At the ‘Fringes of Realism’: Agent-Based Models Take Hold Among Quants Anyone who has ever had an in-depth discussion with a physicist knows that those conversations are both incredibly interesting and mind-numbingly arcane. This story took a complex subject (AB Modeling) and made it digestible.

TREP’s Tipping Point: An Examination of Refinitiv’s Market Data Platform Max Bowie has been covering the market data industry for two decades, and it’s a treat to read about a niche subject in which the writer is also an expert. This was also our most read story of the year.

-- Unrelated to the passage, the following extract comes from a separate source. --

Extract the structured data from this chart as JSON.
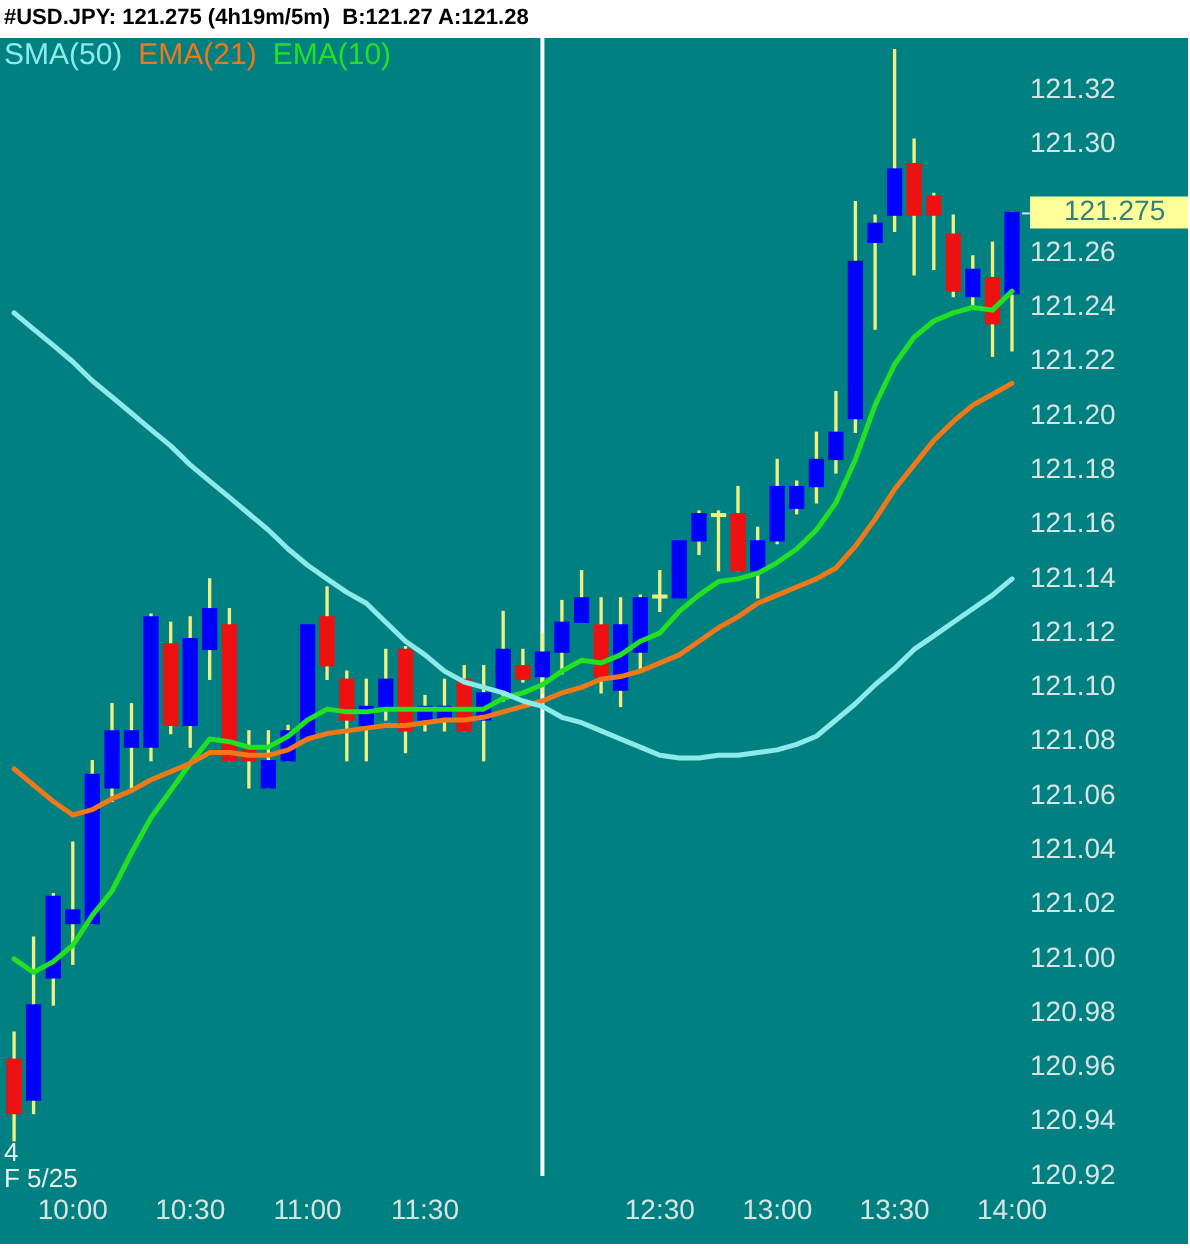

Trading Technologies Unveils New Futures Market Data Feed This is truly an ambitious plan for TT. Rumors have it that Goldman Sachs is sniffing around the Chicago-based futures trading platform provider—I wonder what an acquisition would mean for this project.

Transforming NLP: A Look at New Tools Being Used by Banks This deep-dive into Google’s transformer-based NLP model called BERT reminds me of a story that you might read in Wired or Popular Science. If you don’t know what BERT is, read this because it’s revolutionizing the field of NLP.

HPR Preps Market Data Entry with Databot A hardcore hardware provider is not only embracing the cloud, but is for the first time entering into the market data space—yeah, you can bet that I found this development interesting as hell.

EU Consolidated Tape Support Wanes with Lack of Answers At the beginning of the year we looked at the problems facing the creation of a consolidated tape in Europe. Twelve months later and confusion remains.

Multicast: The ‘Holy Grail’ for Getting Exchanges to the Cloud The major cloud providers are hunting for a way to bring multicasting to the cloud. It’s an ambitious idea, and one that some believe is unlikely to happen in the near future. With that said, some exchanges really want this to happen sooner rather than later.

The image at the top of the page is Vasily Kandinsky’s “Painting with Green Center”, courtesy of the Art Institute of Chicago.